Letter to the Editor: Even as incumbent, Trump fights uphill battle

With the presidential nominating conventions in the books, it is time to turn to the 2020 general election campaign for president. President Donald Trump is running for reelection but is not well-positioned to win. Still, he has a fighter’s chance, even as history and current circumstances conspire against him.

Throughout American constitutional history, there have been two instances of three consecutive elected presidents serving two terms. In the first case — with Thomas Jefferson, James Madison and John Monroe serving two terms each — all were members of the same political party. In the second instance — with Bill Clinton, George W. Bush and Barack Obama being reelected to second terms — both major political parties were represented. In the current example, President Trump’s reelection would set a precedent of four consecutive reelected chief executives if achieved.

Often, an incumbent’s likelihood of reelection can be assessed from performance in the last year of the first term. When things go well, it can certainly impact support at the polls. Conversely, when trouble mounts, the president is vulnerable to attacks from his own party and the opposition alike. So it went with Jimmy Carter in 1980 and George Bush in 1992, who suffered an economic downturn, foreign policy crises and a third-party challenge.

Unfortunately, there have been more negatives than victories for the Trump White House so far in 2020. These include President Trump’s impeachment for pressuring Ukraine to find dirt on his eventual opponent, his response to police shootings and race issues in the country, the plethora of scandals involving previous staff, criticism of American intelligence agencies and the ill-advised attack on the U.S. Postal Service. Of course, the COVID-19 pandemic and some of its consequences were not Trump’s fault, but the incompetent reaction to the health crisis and the slow economic recovery from it have hampered the necessary momentum required for victory.

With two months weeks to go in the 2020 presidential race, there are yet opportunities for the Trump team to right the ship. For one, there are three presidential debates scheduled, and both President Trump and his Democratic challenger, Joe Biden, have agreed to participate. For sure, a stellar debate performance can quickly turn the tide of support for either candidate. While debates have hurt recent presidential incumbents seeking reelection, there are few instances where the debates have significantly helped them.

Further, there is always the possibility of a foreign-policy issue intervening. Probably the best example of this is the October 1972 announcement by President Richard Nixon’s team that there was an imminent peace deal with North Vietnam to end American involvement in the Vietnam War. Few remember that when North Vietnam backtracked on the prospective agreement after Nixon’s landslide, he ordered a massive bombing to convince them to sign it.

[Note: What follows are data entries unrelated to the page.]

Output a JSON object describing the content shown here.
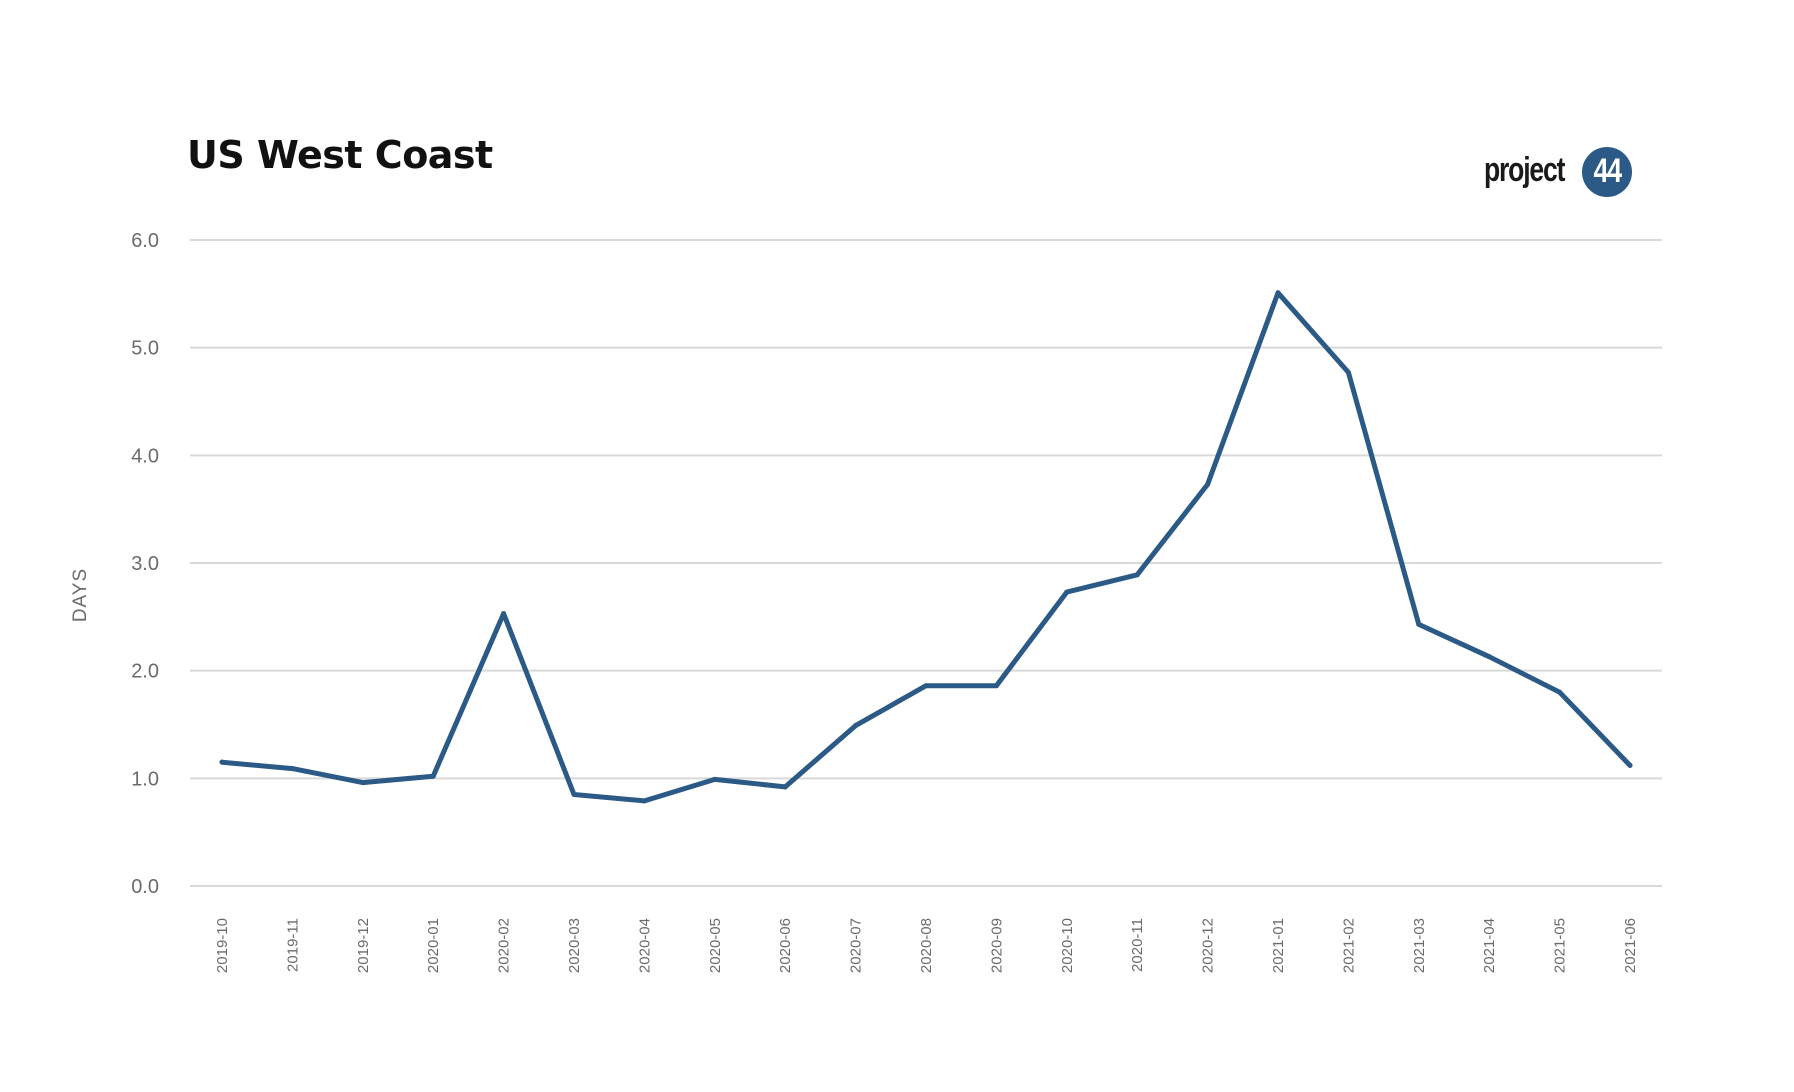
{
  "chart_data": {
    "type": "line",
    "title": "US West Coast",
    "xlabel": "",
    "ylabel": "DAYS",
    "ylim": [
      0,
      6
    ],
    "yticks": [
      "0.0",
      "1.0",
      "2.0",
      "3.0",
      "4.0",
      "5.0",
      "6.0"
    ],
    "grid": "horizontal",
    "categories": [
      "2019-10",
      "2019-11",
      "2019-12",
      "2020-01",
      "2020-02",
      "2020-03",
      "2020-04",
      "2020-05",
      "2020-06",
      "2020-07",
      "2020-08",
      "2020-09",
      "2020-10",
      "2020-11",
      "2020-12",
      "2021-01",
      "2021-02",
      "2021-03",
      "2021-04",
      "2021-05",
      "2021-06"
    ],
    "series": [
      {
        "color": "#2c5a86",
        "values": [
          1.15,
          1.09,
          0.96,
          1.02,
          2.53,
          0.85,
          0.79,
          0.99,
          0.92,
          1.49,
          1.86,
          1.86,
          2.73,
          2.89,
          3.73,
          5.51,
          4.77,
          2.43,
          2.13,
          1.8,
          1.12
        ]
      }
    ]
  },
  "logo": {
    "wordmark": "project",
    "badge": "44",
    "badge_color": "#2c5a86"
  }
}
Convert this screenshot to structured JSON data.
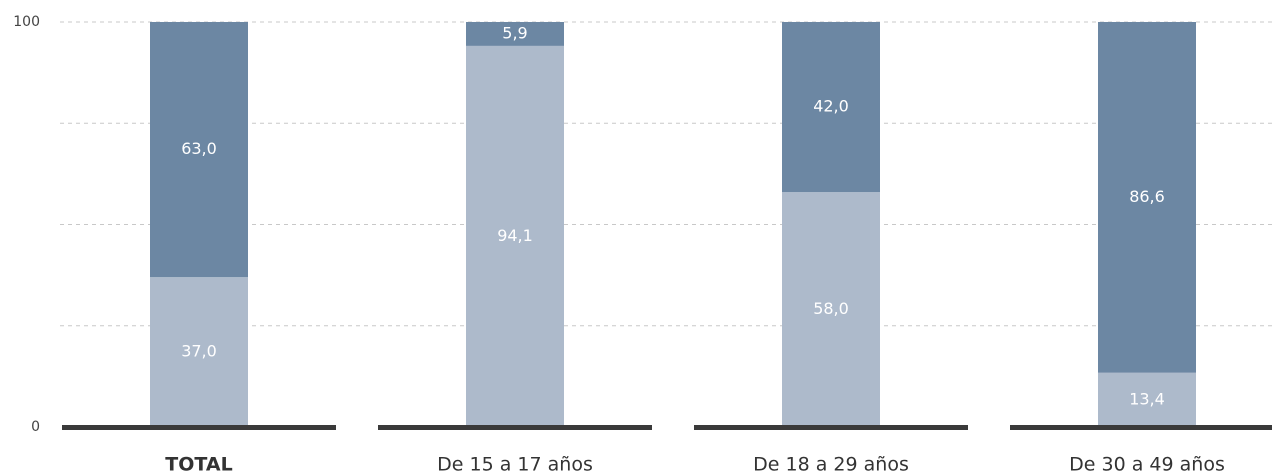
{
  "chart_data": {
    "type": "stacked_bar",
    "categories": [
      "TOTAL",
      "De 15 a 17 años",
      "De 18 a 29 años",
      "De 30 a 49 años"
    ],
    "series": [
      {
        "color": "#adbacb",
        "values": [
          37.0,
          94.1,
          58.0,
          13.4
        ],
        "value_labels": [
          "37,0",
          "94,1",
          "58,0",
          "13,4"
        ]
      },
      {
        "color": "#6c87a3",
        "values": [
          63.0,
          5.9,
          42.0,
          86.6
        ],
        "value_labels": [
          "63,0",
          "5,9",
          "42,0",
          "86,6"
        ]
      }
    ],
    "ylim": [
      0,
      100
    ],
    "yticks": [
      0,
      100
    ],
    "gridlines": [
      25,
      50,
      75,
      100
    ]
  }
}
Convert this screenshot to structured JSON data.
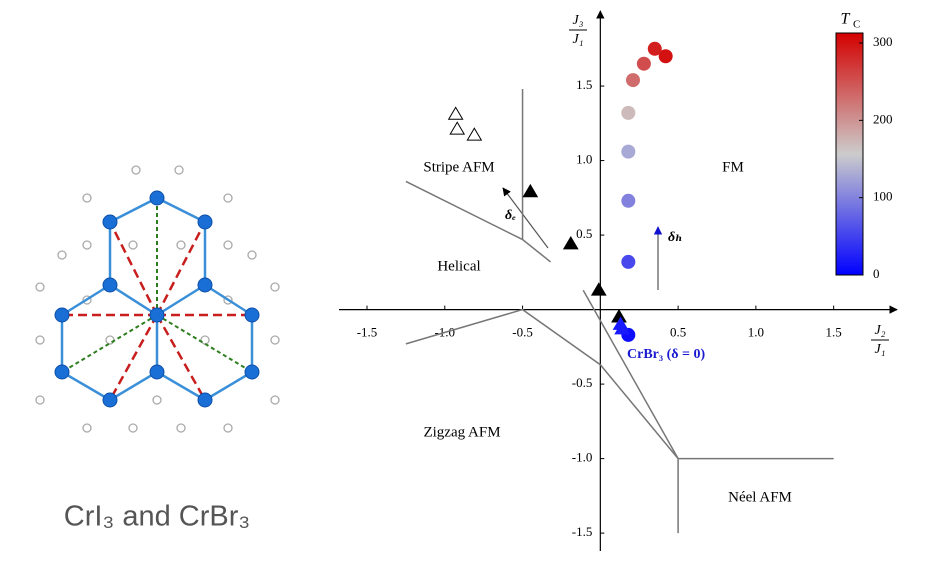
{
  "caption": "CrI₃ and CrBr₃",
  "chart_data": {
    "type": "scatter",
    "xlabel": {
      "numerator": "J₂",
      "denominator": "J₁"
    },
    "ylabel": {
      "numerator": "J₃",
      "denominator": "J₁"
    },
    "xlim": [
      -1.68,
      1.92
    ],
    "ylim": [
      -1.62,
      1.95
    ],
    "xticks": [
      -1.5,
      {
        "value": -1,
        "label": "-1.0"
      },
      -0.5,
      0.5,
      {
        "value": 1,
        "label": "1.0"
      },
      1.5
    ],
    "yticks": [
      -1.5,
      {
        "value": -1,
        "label": "-1.0"
      },
      -0.5,
      0.5,
      {
        "value": 1,
        "label": "1.0"
      },
      1.5
    ],
    "colorbar": {
      "label": "T",
      "label_sub": "C",
      "lim": [
        0,
        313
      ],
      "ticks": [
        0,
        100,
        200,
        300
      ],
      "colormap": [
        "#0000ff",
        "#cccccc",
        "#d40000"
      ]
    },
    "series": [
      {
        "marker": "circle",
        "x": [
          0.42,
          0.35,
          0.28,
          0.21,
          0.18,
          0.18,
          0.18,
          0.18,
          0.18
        ],
        "y": [
          1.7,
          1.75,
          1.65,
          1.54,
          1.32,
          1.06,
          0.73,
          0.32,
          -0.17
        ],
        "tc": [
          300,
          290,
          255,
          230,
          170,
          130,
          100,
          55,
          10
        ]
      },
      {
        "marker": "triangle",
        "color": "#000000",
        "x": [
          -0.45,
          -0.19,
          -0.01,
          0.12
        ],
        "y": [
          0.79,
          0.44,
          0.13,
          -0.05
        ]
      },
      {
        "marker": "triangle-open",
        "color": "#000000",
        "x": [
          -0.93,
          -0.92,
          -0.81
        ],
        "y": [
          1.31,
          1.21,
          1.17
        ]
      },
      {
        "marker": "triangle",
        "color": "#1a1aff",
        "x": [
          0.13,
          0.14
        ],
        "y": [
          -0.1,
          -0.13
        ]
      }
    ],
    "boundaries": [
      {
        "x": [
          -0.5,
          -0.5
        ],
        "y": [
          1.48,
          0.47
        ]
      },
      {
        "x": [
          -1.25,
          -0.5,
          -0.32
        ],
        "y": [
          0.86,
          0.47,
          0.32
        ]
      },
      {
        "x": [
          -1.25,
          -0.5,
          0,
          0.5
        ],
        "y": [
          -0.23,
          0,
          -0.37,
          -1.0
        ]
      },
      {
        "x": [
          -0.11,
          0.5
        ],
        "y": [
          0.13,
          -1.0
        ]
      },
      {
        "x": [
          0.5,
          1.5
        ],
        "y": [
          -1.0,
          -1.0
        ]
      },
      {
        "x": [
          0.5,
          0.5
        ],
        "y": [
          -1.0,
          -1.5
        ]
      }
    ],
    "phases": [
      "Stripe AFM",
      "Helical",
      "FM",
      "Zigzag AFM",
      "Néel AFM"
    ],
    "annotations": [
      "δₑ",
      "δₕ",
      "CrBr₃ (δ = 0)"
    ]
  }
}
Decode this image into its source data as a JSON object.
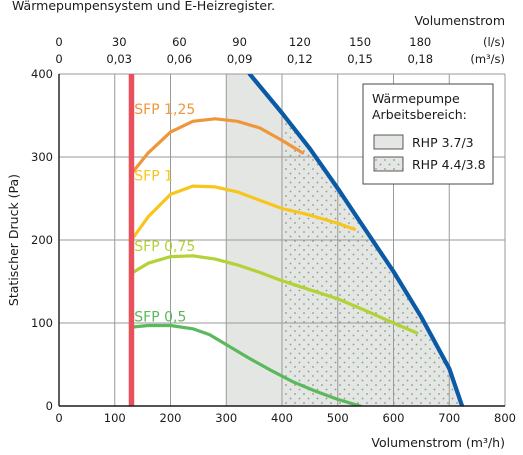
{
  "caption_fragment": "Wärmepumpensystem und E-Heizregister.",
  "chart_data": {
    "type": "line",
    "xlabel_bottom": "Volumenstrom (m³/h)",
    "xlabel_top": "Volumenstrom",
    "top_units_ls": "(l/s)",
    "top_units_m3s": "(m³/s)",
    "ylabel": "Statischer Druck (Pa)",
    "xlim": [
      0,
      800
    ],
    "ylim": [
      0,
      400
    ],
    "x_ticks": [
      "0",
      "100",
      "200",
      "300",
      "400",
      "500",
      "600",
      "700",
      "800"
    ],
    "y_ticks": [
      "0",
      "100",
      "200",
      "300",
      "400"
    ],
    "top_ticks_ls": [
      "0",
      "30",
      "60",
      "90",
      "120",
      "150",
      "180"
    ],
    "top_ticks_m3s": [
      "0",
      "0,03",
      "0,06",
      "0,09",
      "0,12",
      "0,15",
      "0,18"
    ],
    "grid": true,
    "legend": {
      "title_line1": "Wärmepumpe",
      "title_line2": "Arbeitsbereich:",
      "items": [
        {
          "label": "RHP 3.7/3",
          "pattern": "plain",
          "fill": "#e4e6e3"
        },
        {
          "label": "RHP 4.4/3.8",
          "pattern": "dotted",
          "fill": "#e4e6e3"
        }
      ],
      "position": "top-right"
    },
    "colors": {
      "min_flow_line": "#e8505b",
      "fan_max_curve": "#0b5aa5",
      "area_fill": "#e4e6e3",
      "dots": "#8a9d8e"
    },
    "min_flow_line_x": 130,
    "regions": [
      {
        "name": "RHP 3.7/3",
        "x_start": 300,
        "note": "flow range 300 m³/h up to the max fan curve"
      },
      {
        "name": "RHP 4.4/3.8",
        "x_start": 400,
        "note": "flow range 400 m³/h up to the max fan curve"
      }
    ],
    "max_curve": {
      "x": [
        342,
        400,
        450,
        500,
        550,
        600,
        650,
        700,
        723
      ],
      "y": [
        400,
        353,
        310,
        262,
        212,
        162,
        107,
        45,
        0
      ]
    },
    "series": [
      {
        "name": "SFP 1,25",
        "color": "#f0963a",
        "x": [
          130,
          160,
          200,
          240,
          280,
          320,
          360,
          400,
          437
        ],
        "y": [
          280,
          305,
          330,
          343,
          346,
          343,
          335,
          320,
          305
        ]
      },
      {
        "name": "SFP 1",
        "color": "#f8c51c",
        "x": [
          130,
          160,
          200,
          240,
          280,
          320,
          360,
          400,
          450,
          500,
          530
        ],
        "y": [
          200,
          228,
          255,
          265,
          264,
          258,
          248,
          238,
          230,
          220,
          213
        ]
      },
      {
        "name": "SFP 0,75",
        "color": "#b2d235",
        "x": [
          130,
          160,
          200,
          240,
          280,
          320,
          360,
          400,
          450,
          500,
          550,
          600,
          642
        ],
        "y": [
          160,
          172,
          180,
          181,
          177,
          170,
          161,
          151,
          140,
          129,
          115,
          100,
          88
        ]
      },
      {
        "name": "SFP 0,5",
        "color": "#5cb85c",
        "x": [
          130,
          160,
          200,
          240,
          270,
          300,
          340,
          380,
          420,
          460,
          500,
          540
        ],
        "y": [
          95,
          97,
          97,
          93,
          86,
          74,
          58,
          43,
          29,
          18,
          8,
          0
        ]
      }
    ],
    "series_labels": [
      {
        "text": "SFP 1,25",
        "x": 135,
        "y": 358
      },
      {
        "text": "SFP 1",
        "x": 135,
        "y": 278
      },
      {
        "text": "SFP 0,75",
        "x": 135,
        "y": 193
      },
      {
        "text": "SFP 0,5",
        "x": 135,
        "y": 108
      }
    ]
  }
}
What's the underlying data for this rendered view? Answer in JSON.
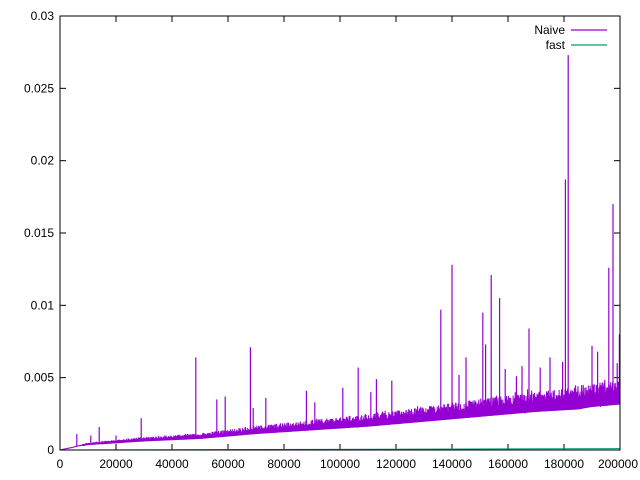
{
  "chart_data": {
    "type": "line",
    "title": "",
    "xlabel": "",
    "ylabel": "",
    "xlim": [
      0,
      200000
    ],
    "ylim": [
      0,
      0.03
    ],
    "x_ticks": [
      0,
      20000,
      40000,
      60000,
      80000,
      100000,
      120000,
      140000,
      160000,
      180000,
      200000
    ],
    "x_tick_labels": [
      "0",
      "20000",
      "40000",
      "60000",
      "80000",
      "100000",
      "120000",
      "140000",
      "160000",
      "180000",
      "200000"
    ],
    "y_ticks": [
      0,
      0.005,
      0.01,
      0.015,
      0.02,
      0.025,
      0.03
    ],
    "y_tick_labels": [
      "0",
      "0.005",
      "0.01",
      "0.015",
      "0.02",
      "0.025",
      "0.03"
    ],
    "grid": false,
    "legend": "top-right",
    "series": [
      {
        "name": "Naive",
        "color": "#9400d3",
        "base_trend": {
          "x": [
            0,
            10000,
            30000,
            50000,
            70000,
            90000,
            110000,
            130000,
            150000,
            170000,
            185000,
            190000,
            200000
          ],
          "y": [
            0.0,
            0.0004,
            0.0007,
            0.0009,
            0.0013,
            0.0016,
            0.0019,
            0.0023,
            0.0027,
            0.0031,
            0.0033,
            0.0035,
            0.0037
          ]
        },
        "spikes": {
          "x": [
            6000,
            11000,
            14000,
            20000,
            29000,
            48500,
            56000,
            59000,
            68000,
            69000,
            73500,
            88000,
            91000,
            101000,
            106500,
            111000,
            113000,
            118500,
            136000,
            140000,
            142500,
            145000,
            151000,
            152000,
            154000,
            157000,
            159000,
            163000,
            165000,
            167500,
            171500,
            175000,
            179500,
            180500,
            181500,
            190000,
            192000,
            196000,
            197500,
            199000,
            199800
          ],
          "y": [
            0.0011,
            0.001,
            0.0016,
            0.001,
            0.0022,
            0.0064,
            0.0035,
            0.0037,
            0.0071,
            0.0029,
            0.0036,
            0.0041,
            0.0033,
            0.0043,
            0.0057,
            0.004,
            0.0049,
            0.0048,
            0.0097,
            0.0128,
            0.0052,
            0.0064,
            0.0095,
            0.0073,
            0.0121,
            0.0105,
            0.0056,
            0.0051,
            0.0058,
            0.0084,
            0.0057,
            0.0064,
            0.0061,
            0.0187,
            0.0273,
            0.0072,
            0.0068,
            0.0126,
            0.017,
            0.006,
            0.008
          ]
        }
      },
      {
        "name": "fast",
        "color": "#009e73",
        "base_trend": {
          "x": [
            0,
            200000
          ],
          "y": [
            0.0,
            0.0001
          ]
        },
        "spikes": {
          "x": [],
          "y": []
        }
      }
    ]
  }
}
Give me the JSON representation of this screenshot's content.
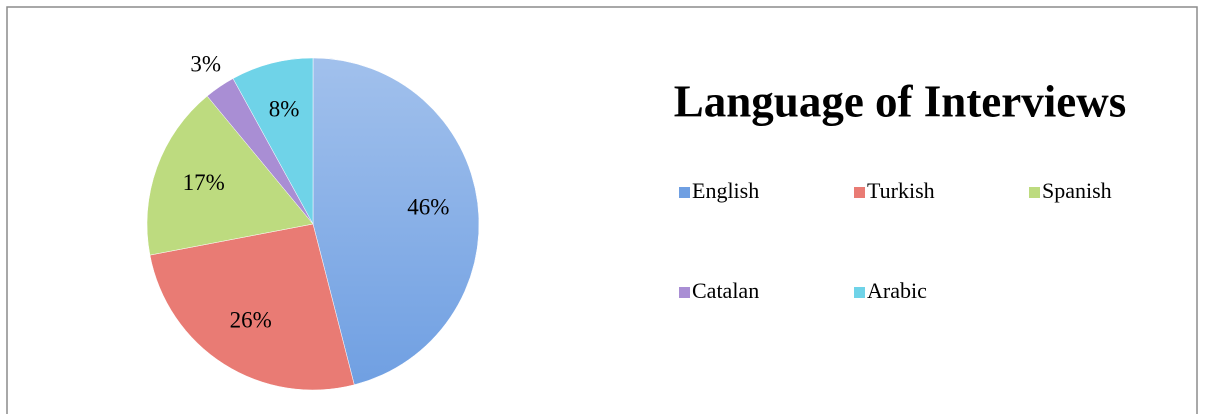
{
  "chart_data": {
    "type": "pie",
    "title": "Language of Interviews",
    "categories": [
      "English",
      "Turkish",
      "Spanish",
      "Catalan",
      "Arabic"
    ],
    "values": [
      46,
      26,
      17,
      3,
      8
    ],
    "value_labels": [
      "46%",
      "26%",
      "17%",
      "3%",
      "8%"
    ],
    "colors": [
      "#6f9fe2",
      "#e97b74",
      "#bddb7f",
      "#a98ed4",
      "#6fd3e8"
    ],
    "legend": "right"
  }
}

While Vice President Biden’s basement strategy worked well throughout the summer, his return to live audiences is expected. That presents a two-edged sword, as Biden has not shown the capability or willingness to free-associate to a large audience without a teleprompter. Another one of Biden’s off-script gaffes could tighten the race.

President Trump’s base of support comprises at least 40% of the electorate. If anything, this group is proud of Trump’s record in filling judicial vacancies with conservatives, renegotiating international treaties and being tough on immigration.

For the Trump team, the remaining duration of the 2020 presidential campaign must be spent by convincing independents and converting Democrats to back him.

The prospects for Donald Trump’s reelection do not look good, and if he goes down, he could take the Senate, and eventually, the Republican Party, with him. But he shocked the world once, and the political class likes upsets.